Abandon prématuré d’Isack Hadjar
Cette saison, la F1 hérite d’une grille largement remaniée, marquée par l’arrivée d’Hamilton chez Ferrari et des débuts de plusieurs pilotes dans l’élite, à l’instar d’Isack Hadjar chez Racing Bulls. Au défi d’une piste encore mouillée pour sa première course de F1, le Français de 20 ans, onzième sur la grille, a dû abandonner avant même le départ, la faute à une sortie de piste lors du tour de formation.

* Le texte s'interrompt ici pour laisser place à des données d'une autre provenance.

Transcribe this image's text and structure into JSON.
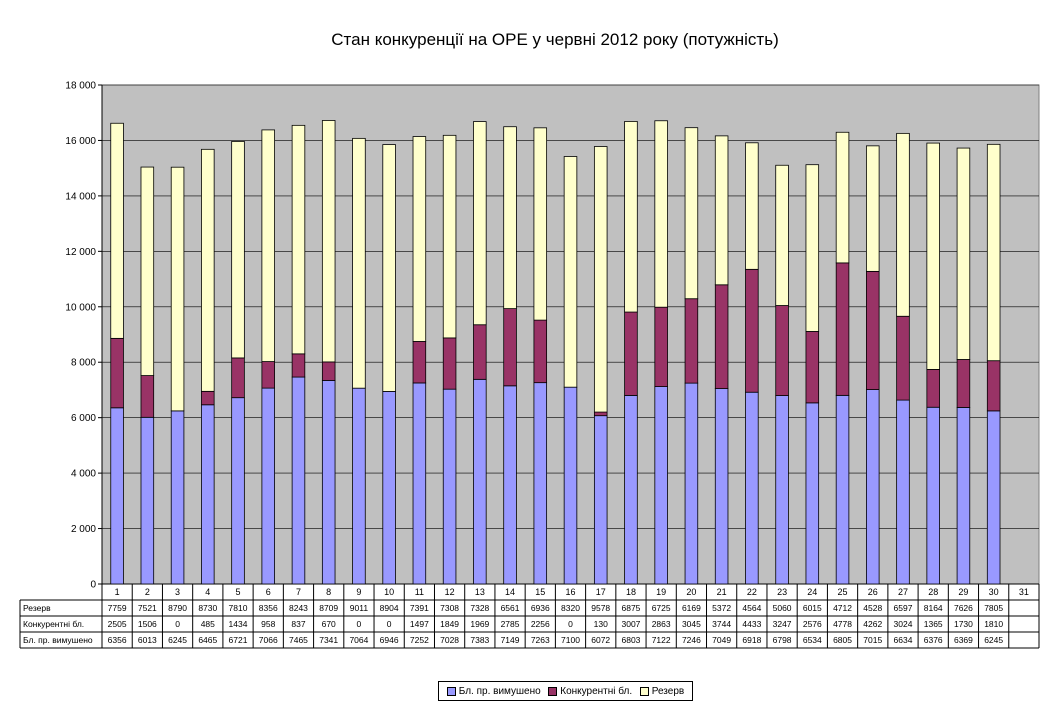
{
  "chart_data": {
    "type": "bar",
    "stacked": true,
    "title": "Стан конкуренції на ОРЕ  у червні 2012 року (потужність)",
    "xlabel": "",
    "ylabel": "",
    "ylim": [
      0,
      18000
    ],
    "y_ticks": [
      "0",
      "2 000",
      "4 000",
      "6 000",
      "8 000",
      "10 000",
      "12 000",
      "14 000",
      "16 000",
      "18 000"
    ],
    "grid": true,
    "legend_position": "bottom",
    "categories": [
      "1",
      "2",
      "3",
      "4",
      "5",
      "6",
      "7",
      "8",
      "9",
      "10",
      "11",
      "12",
      "13",
      "14",
      "15",
      "16",
      "17",
      "18",
      "19",
      "20",
      "21",
      "22",
      "23",
      "24",
      "25",
      "26",
      "27",
      "28",
      "29",
      "30",
      "31"
    ],
    "series": [
      {
        "name": "Бл. пр. вимушено",
        "color": "#9999ff",
        "values": [
          6356,
          6013,
          6245,
          6465,
          6721,
          7066,
          7465,
          7341,
          7064,
          6946,
          7252,
          7028,
          7383,
          7149,
          7263,
          7100,
          6072,
          6803,
          7122,
          7246,
          7049,
          6918,
          6798,
          6534,
          6805,
          7015,
          6634,
          6376,
          6369,
          6245,
          null
        ]
      },
      {
        "name": "Конкурентні бл.",
        "color": "#993366",
        "values": [
          2505,
          1506,
          0,
          485,
          1434,
          958,
          837,
          670,
          0,
          0,
          1497,
          1849,
          1969,
          2785,
          2256,
          0,
          130,
          3007,
          2863,
          3045,
          3744,
          4433,
          3247,
          2576,
          4778,
          4262,
          3024,
          1365,
          1730,
          1810,
          null
        ]
      },
      {
        "name": "Резерв",
        "color": "#ffffcc",
        "values": [
          7759,
          7521,
          8790,
          8730,
          7810,
          8356,
          8243,
          8709,
          9011,
          8904,
          7391,
          7308,
          7328,
          6561,
          6936,
          8320,
          9578,
          6875,
          6725,
          6169,
          5372,
          4564,
          5060,
          6015,
          4712,
          4528,
          6597,
          8164,
          7626,
          7805,
          null
        ]
      }
    ],
    "table_rows": [
      {
        "label": "Резерв",
        "series_index": 2
      },
      {
        "label": "Конкурентні бл.",
        "series_index": 1
      },
      {
        "label": "Бл. пр. вимушено",
        "series_index": 0
      }
    ],
    "plot_background": "#c0c0c0"
  }
}
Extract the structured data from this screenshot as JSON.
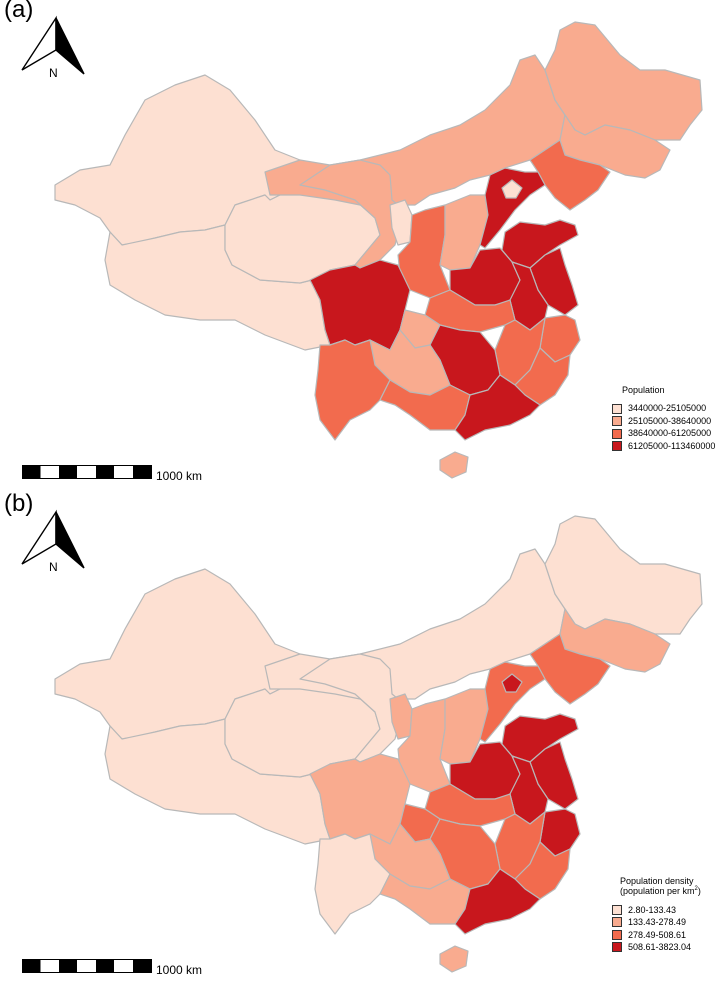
{
  "panels": [
    {
      "label": "(a)",
      "north_letter": "N",
      "scale_text": "1000 km",
      "legend": {
        "title": "Population",
        "title_line2": "",
        "classes": [
          {
            "label": "3440000-25105000",
            "color": "#fde0d2"
          },
          {
            "label": "25105000-38640000",
            "color": "#f9ab8f"
          },
          {
            "label": "38640000-61205000",
            "color": "#f26b4e"
          },
          {
            "label": "61205000-113460000",
            "color": "#c8171d"
          }
        ]
      }
    },
    {
      "label": "(b)",
      "north_letter": "N",
      "scale_text": "1000 km",
      "legend": {
        "title": "Population density",
        "title_line2": "(population per km",
        "title_sup": "2",
        "title_close": ")",
        "classes": [
          {
            "label": "2.80-133.43",
            "color": "#fde0d2"
          },
          {
            "label": "133.43-278.49",
            "color": "#f9ab8f"
          },
          {
            "label": "278.49-508.61",
            "color": "#f26b4e"
          },
          {
            "label": "508.61-3823.04",
            "color": "#c8171d"
          }
        ]
      }
    }
  ],
  "colors": {
    "c1": "#fde0d2",
    "c2": "#f9ab8f",
    "c3": "#f26b4e",
    "c4": "#c8171d",
    "border": "#b8b8b8"
  },
  "regions": [
    {
      "id": "xinjiang",
      "a": "c1",
      "b": "c1"
    },
    {
      "id": "tibet",
      "a": "c1",
      "b": "c1"
    },
    {
      "id": "qinghai",
      "a": "c1",
      "b": "c1"
    },
    {
      "id": "inner-mongolia",
      "a": "c2",
      "b": "c1"
    },
    {
      "id": "heilongjiang",
      "a": "c2",
      "b": "c1"
    },
    {
      "id": "jilin",
      "a": "c2",
      "b": "c2"
    },
    {
      "id": "liaoning",
      "a": "c3",
      "b": "c3"
    },
    {
      "id": "gansu",
      "a": "c2",
      "b": "c1"
    },
    {
      "id": "ningxia",
      "a": "c1",
      "b": "c2"
    },
    {
      "id": "shaanxi",
      "a": "c3",
      "b": "c2"
    },
    {
      "id": "shanxi",
      "a": "c2",
      "b": "c2"
    },
    {
      "id": "hebei",
      "a": "c4",
      "b": "c3"
    },
    {
      "id": "beijing",
      "a": "c1",
      "b": "c4"
    },
    {
      "id": "shandong",
      "a": "c4",
      "b": "c4"
    },
    {
      "id": "henan",
      "a": "c4",
      "b": "c4"
    },
    {
      "id": "jiangsu",
      "a": "c4",
      "b": "c4"
    },
    {
      "id": "anhui",
      "a": "c4",
      "b": "c4"
    },
    {
      "id": "hubei",
      "a": "c3",
      "b": "c3"
    },
    {
      "id": "sichuan",
      "a": "c4",
      "b": "c2"
    },
    {
      "id": "chongqing",
      "a": "c2",
      "b": "c3"
    },
    {
      "id": "zhejiang",
      "a": "c3",
      "b": "c4"
    },
    {
      "id": "jiangxi",
      "a": "c3",
      "b": "c3"
    },
    {
      "id": "hunan",
      "a": "c4",
      "b": "c3"
    },
    {
      "id": "fujian",
      "a": "c3",
      "b": "c3"
    },
    {
      "id": "guizhou",
      "a": "c2",
      "b": "c2"
    },
    {
      "id": "yunnan",
      "a": "c3",
      "b": "c1"
    },
    {
      "id": "guangxi",
      "a": "c3",
      "b": "c2"
    },
    {
      "id": "guangdong",
      "a": "c4",
      "b": "c4"
    },
    {
      "id": "hainan",
      "a": "c2",
      "b": "c2"
    }
  ]
}
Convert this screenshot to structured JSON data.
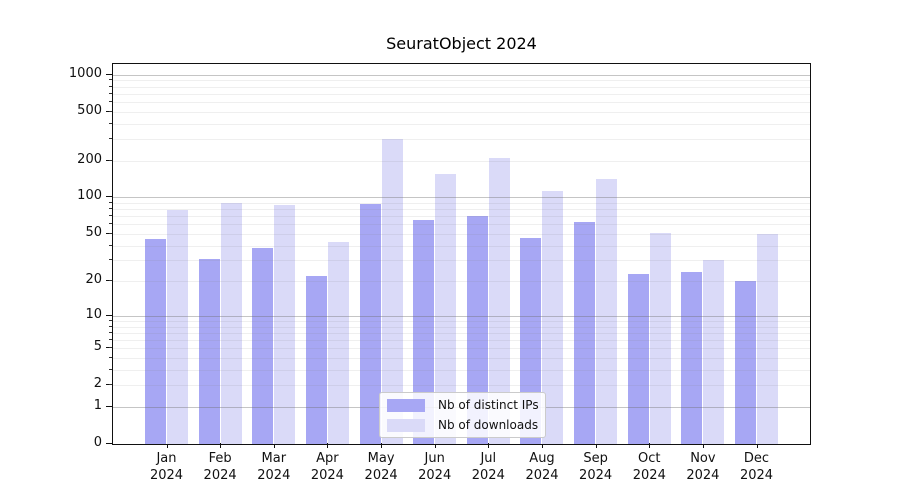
{
  "title": "SeuratObject 2024",
  "legend": {
    "items": [
      {
        "label": "Nb of distinct IPs",
        "color": "#a7a7f4"
      },
      {
        "label": "Nb of downloads",
        "color": "#dadaf8"
      }
    ]
  },
  "chart_data": {
    "type": "bar",
    "title": "SeuratObject 2024",
    "categories": [
      "Jan 2024",
      "Feb 2024",
      "Mar 2024",
      "Apr 2024",
      "May 2024",
      "Jun 2024",
      "Jul 2024",
      "Aug 2024",
      "Sep 2024",
      "Oct 2024",
      "Nov 2024",
      "Dec 2024"
    ],
    "series": [
      {
        "name": "Nb of distinct IPs",
        "color": "#a7a7f4",
        "values": [
          45,
          31,
          38,
          22,
          88,
          65,
          70,
          46,
          62,
          23,
          24,
          20
        ]
      },
      {
        "name": "Nb of downloads",
        "color": "#dadaf8",
        "values": [
          78,
          90,
          87,
          43,
          300,
          155,
          210,
          113,
          140,
          51,
          30,
          50
        ]
      }
    ],
    "xlabel": "",
    "ylabel": "",
    "yscale": "log1p",
    "yticks": [
      0,
      1,
      2,
      5,
      10,
      20,
      50,
      100,
      200,
      500,
      1000
    ],
    "ylim": [
      0,
      1220
    ],
    "grid": true,
    "grid_on_top": true,
    "legend_position": "lower center"
  },
  "colors": {
    "distinct_ips_bar": "#a7a7f4",
    "downloads_bar": "#dadaf8",
    "spine": "#111111",
    "background": "#ffffff"
  }
}
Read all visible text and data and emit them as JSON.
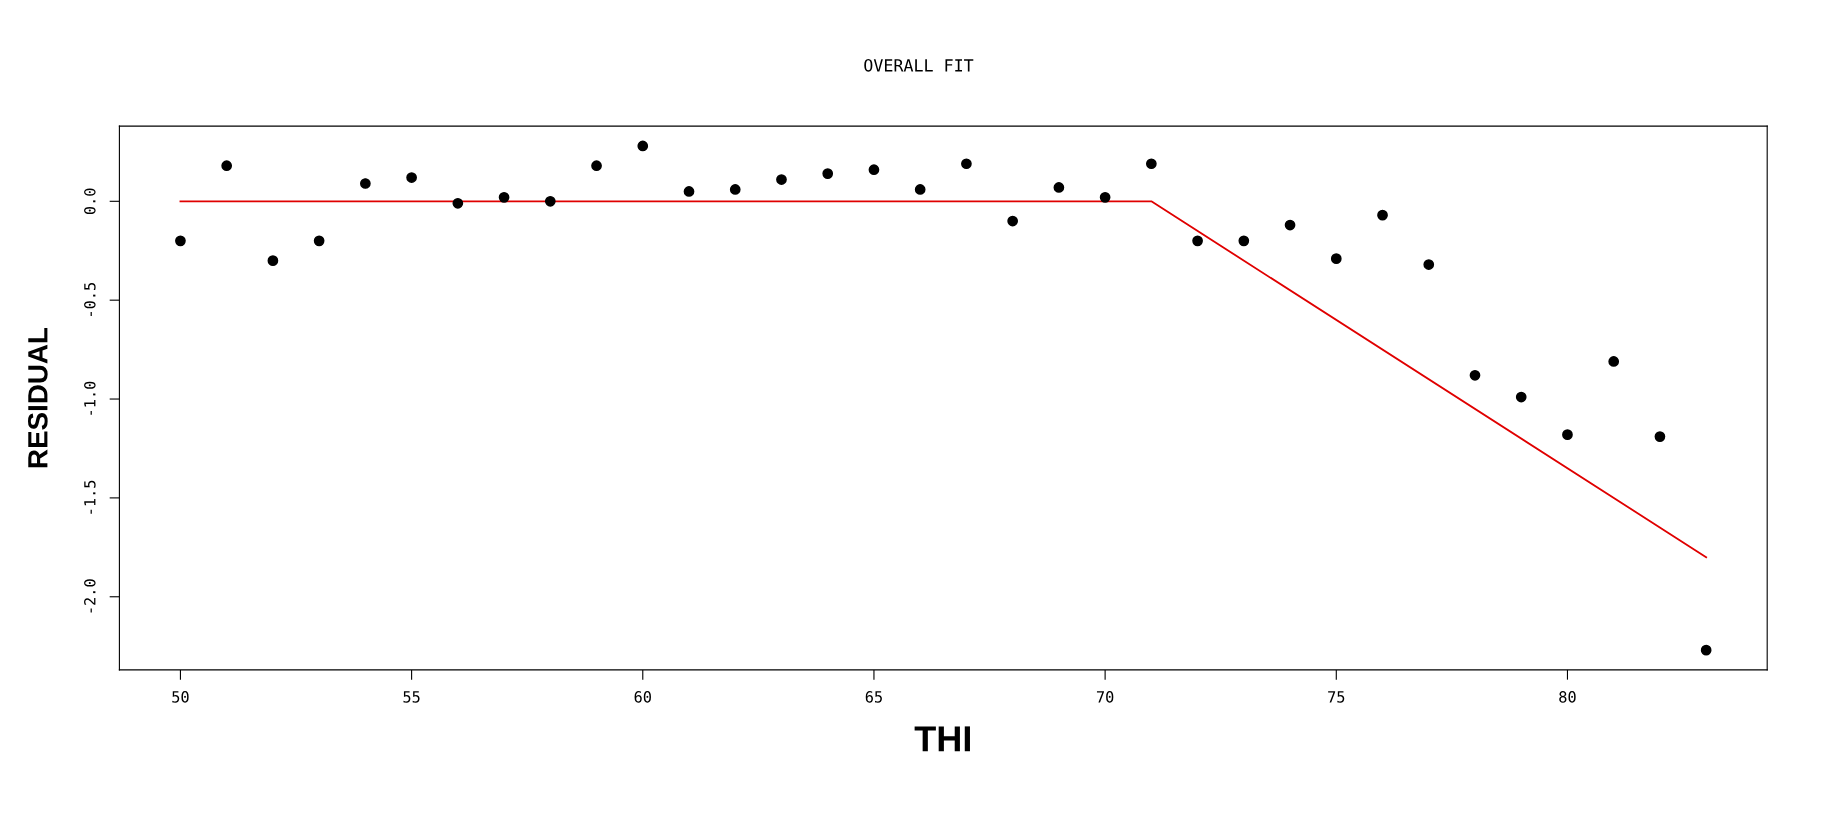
{
  "chart_data": {
    "type": "scatter",
    "title": "OVERALL FIT",
    "xlabel": "THI",
    "ylabel": "RESIDUAL",
    "xlim": [
      48.68,
      84.32
    ],
    "ylim": [
      -2.37,
      0.38
    ],
    "xticks": [
      50,
      55,
      60,
      65,
      70,
      75,
      80
    ],
    "yticks": [
      {
        "value": -2,
        "label": "-2.0"
      },
      -1.5,
      {
        "value": -1,
        "label": "-1.0"
      },
      -0.5,
      {
        "value": 0,
        "label": "0.0"
      }
    ],
    "grid": false,
    "legend": false,
    "series": [
      {
        "marker": "circle",
        "color": "#000000",
        "x": [
          50,
          51,
          52,
          53,
          54,
          55,
          56,
          57,
          58,
          59,
          60,
          61,
          62,
          63,
          64,
          65,
          66,
          67,
          68,
          69,
          70,
          71,
          72,
          73,
          74,
          75,
          76,
          77,
          78,
          79,
          80,
          81,
          82,
          83
        ],
        "values": [
          -0.2,
          0.18,
          -0.3,
          -0.2,
          0.09,
          0.12,
          -0.01,
          0.02,
          0.0,
          0.18,
          0.28,
          0.05,
          0.06,
          0.11,
          0.14,
          0.16,
          0.06,
          0.19,
          -0.1,
          0.07,
          0.02,
          0.19,
          -0.2,
          -0.2,
          -0.12,
          -0.29,
          -0.07,
          -0.32,
          -0.88,
          -0.99,
          -1.18,
          -0.81,
          -1.19,
          -2.27
        ]
      },
      {
        "type": "line",
        "color": "#e00000",
        "line_style": "solid",
        "marker": "none",
        "x": [
          50,
          71,
          83
        ],
        "values": [
          0.0,
          0.0,
          -1.8
        ]
      }
    ]
  }
}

Quelques minutes plus tard, une fois la course lancée, c’est au tour de Jack Doohan de perdre le contrôle de son Alpine. Comme Isack Hadjar et quatre autres « rookies », l’Australien dispute cette année sa première saison complète en F1.
Autre abandon prématuré, celui de Carlos Sainz. Fraîchement arrivé chez Williams après quatre saisons avec Ferrari, l’Espagnol n’aura, lui non plus, pas fini son premier tour de course, terminant dans le mur.
Le grand espoir Andrea Kimi Antonelli, qui succède à Hamilton chez Mercedes, a terminé quatrième pour sa première course dans la catégorie reine du sport auto. L’Italien fait partie des deux seuls pilotes titularisés cette saison – avec le Britannique Oliver Bearman, quatorzième et dernier au volant de sa Haas – à avoir vu la ligne d’arrivée. Le Brésilien Gabriel Bortoleto (Sauber) et le coéquipier néo-zélandais de Verstappen, Liam Lawson, ont en effet abandonné après être partis à la faute.